What a difference a year makes

On this day one year ago, I had life-saving surgery. At this exact time last year, I was lying in an ICU bed, throwing up from the morphine pump (bad idea), in and out of consciousness, having no idea whether it was day or night.

As I get ready for our church's women's retreat this weekend, I can't help but think back on this time last year. It was a Sunday afternoon when I pulled into the driveway returning from last year's retreat and found David standing in the driveway with my nephrologist's home phone number and a message to call him as soon as I got back in town. It was all a whirlwind after that.

I was laughing this week about how a friend from church who is a personal trainer almost killed us at last year's retreat when she led some of us in one of her famous workout sessions. I meant it only figuratively but had no idea at the time how literal it really was. Two days after that workout (from which I could barely move for a week!) I was sitting in the cardiovascular surgeon's office being told not to exercise at all because there was already too much strain on my heart when I was at rest. Exercise would be very dangerous. Who knew?

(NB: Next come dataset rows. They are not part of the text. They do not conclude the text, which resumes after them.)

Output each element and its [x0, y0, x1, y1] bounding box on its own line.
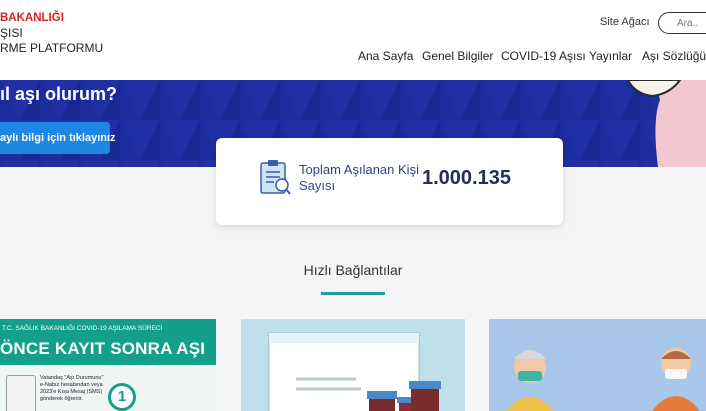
- nav-item-covid-vaccine[interactable]: COVID-19 Aşısı: [501, 49, 586, 63]
- quick-link-card-documents[interactable]: [241, 319, 465, 411]
- quick-link-card-register[interactable]: T.C. SAĞLIK BAKANLIĞI COVID-19 AŞILAMA S…: [0, 319, 216, 411]
- elderly-people-illustration: [506, 348, 700, 411]
- header: BAKANLIĞI ŞISI RME PLATFORMU Site Ağacı …: [0, 0, 706, 80]
- quick-link-card-elderly[interactable]: [489, 319, 706, 411]
- hero-title: ıl aşı olurum?: [0, 84, 118, 104]
- logo-line-1: BAKANLIĞI: [0, 12, 64, 24]
- site-map-link[interactable]: Site Ağacı: [600, 16, 650, 28]
- nav-item-glossary[interactable]: Aşı Sözlüğü: [642, 49, 706, 63]
- logo-line-2: ŞISI: [0, 26, 23, 40]
- clipboard-icon: [260, 160, 291, 195]
- stat-label: Toplam Aşılanan Kişi Sayısı: [299, 162, 419, 193]
- nav-item-publications[interactable]: Yayınlar: [589, 49, 632, 63]
- search-box[interactable]: [658, 12, 706, 34]
- nav-item-home[interactable]: Ana Sayfa: [358, 49, 413, 63]
- hero-illustration: [626, 80, 706, 167]
- main-nav: Ana Sayfa Genel Bilgiler COVID-19 Aşısı …: [0, 49, 706, 65]
- quick-links-underline: [321, 292, 385, 295]
- card-header: T.C. SAĞLIK BAKANLIĞI COVID-19 AŞILAMA S…: [0, 319, 216, 365]
- card-subtitle: T.C. SAĞLIK BAKANLIĞI COVID-19 AŞILAMA S…: [2, 325, 163, 332]
- stat-value: 1.000.135: [422, 167, 511, 189]
- nav-item-general-info[interactable]: Genel Bilgiler: [422, 49, 493, 63]
- vaccination-stat-card: Toplam Aşılanan Kişi Sayısı 1.000.135: [216, 138, 563, 225]
- card-text: Vatandaş "Aşı Durumunu" e-Nabız hesabınd…: [40, 375, 104, 402]
- quick-links-title: Hızlı Bağlantılar: [303, 262, 403, 278]
- card-title: ÖNCE KAYIT SONRA AŞI: [0, 339, 206, 358]
- hero-info-button[interactable]: aylı bilgi için tıklayınız: [0, 122, 116, 154]
- search-input[interactable]: [675, 17, 706, 30]
- document-vials-illustration: [268, 332, 441, 411]
- phone-icon: [6, 375, 36, 411]
- step-number-badge: 1: [108, 383, 136, 411]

Looking back at all the ways God's gracious hand was on me, I am just amazed. He was in the details:

The head surgical nurse at the hospital where my surgery took place is a good family friend, and when she got to work that morning, she took me and David back with her so we did not have to wait to be called back. She was my nurse during the procedure and the one who gave me my i.v.

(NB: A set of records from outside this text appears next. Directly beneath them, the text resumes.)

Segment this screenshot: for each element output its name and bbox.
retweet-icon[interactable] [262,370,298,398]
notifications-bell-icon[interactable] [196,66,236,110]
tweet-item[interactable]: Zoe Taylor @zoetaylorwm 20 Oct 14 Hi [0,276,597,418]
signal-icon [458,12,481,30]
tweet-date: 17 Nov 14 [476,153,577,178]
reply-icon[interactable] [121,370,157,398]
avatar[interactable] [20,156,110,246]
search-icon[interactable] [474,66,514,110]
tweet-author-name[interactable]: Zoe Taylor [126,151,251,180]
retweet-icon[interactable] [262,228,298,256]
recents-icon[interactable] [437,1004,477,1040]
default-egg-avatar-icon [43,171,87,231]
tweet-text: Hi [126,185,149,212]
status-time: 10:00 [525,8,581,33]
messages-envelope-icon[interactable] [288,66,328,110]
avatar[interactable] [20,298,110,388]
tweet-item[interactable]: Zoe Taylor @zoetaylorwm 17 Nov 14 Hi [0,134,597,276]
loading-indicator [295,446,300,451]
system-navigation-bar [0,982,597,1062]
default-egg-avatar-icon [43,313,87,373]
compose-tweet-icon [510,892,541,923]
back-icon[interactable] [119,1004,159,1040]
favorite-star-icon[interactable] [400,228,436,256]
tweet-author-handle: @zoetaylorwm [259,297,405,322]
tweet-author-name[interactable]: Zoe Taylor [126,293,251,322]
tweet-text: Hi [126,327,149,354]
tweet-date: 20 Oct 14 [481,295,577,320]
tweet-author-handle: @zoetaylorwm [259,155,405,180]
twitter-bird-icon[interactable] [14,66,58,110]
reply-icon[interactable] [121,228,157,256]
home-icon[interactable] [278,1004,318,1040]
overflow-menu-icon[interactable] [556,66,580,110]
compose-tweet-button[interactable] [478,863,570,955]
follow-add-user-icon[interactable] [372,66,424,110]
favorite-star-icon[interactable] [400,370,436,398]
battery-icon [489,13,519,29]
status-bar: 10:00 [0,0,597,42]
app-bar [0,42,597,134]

My anesthesiologist was someone I knew from church, and though I didn't know him well at the time, he and his family would become important friends to me, David, and the kids over the following months.

The surgeon who assisted Dr. Burdette went to church with - and was good friends with - my brother and sister-in-law.

All three of these people came into my pre-op area separately and prayed with me.

I spent several days in the ICU before being moved to a regular room. After my first night in my new room, I pressed the nurse call button to ask for some medication and found myself speaking to a close family friend whom I have known since I was a kid. I didn't know she worked there (she worked at Doctor's Hospital when I delivered all of my children there!), and she didn't know I was in the hospital. Turns out that she was my nurse for the next two days, and when I was discharged, she wheeled me out so David and I did not have to wait for the usual lengthy discharge procedure.

The details. The little things that make the difficult things more bearable.

Family. They took care of my children when I could not.

Friends. They fed and cared for David and me when I could not.

And, now a year has gone by, and as I type David is negotiating what we hope will be a contract on a house in Pennsylvania. It seems that one year to the day after having my life saved, we are finally finding a new home for the next adventure in our lives.

I realize this is sort of a rambling post on a subject I've probably visited far too often, but it was a defining part of my life this year. I've always known God in the big things, and in this ordeal, I met Him in the details.

I shudder to think how easily I could have missed Joshua starting school, Josh and Ethan playing soccer, Lauren taking gymnastics and lighting up the world of everyone she knows, and my husband taking the plunge he's always dreamed of and moving back home to hang up his shingle.

Thank you, God, for allowing me to remain a pilgrim here a little longer.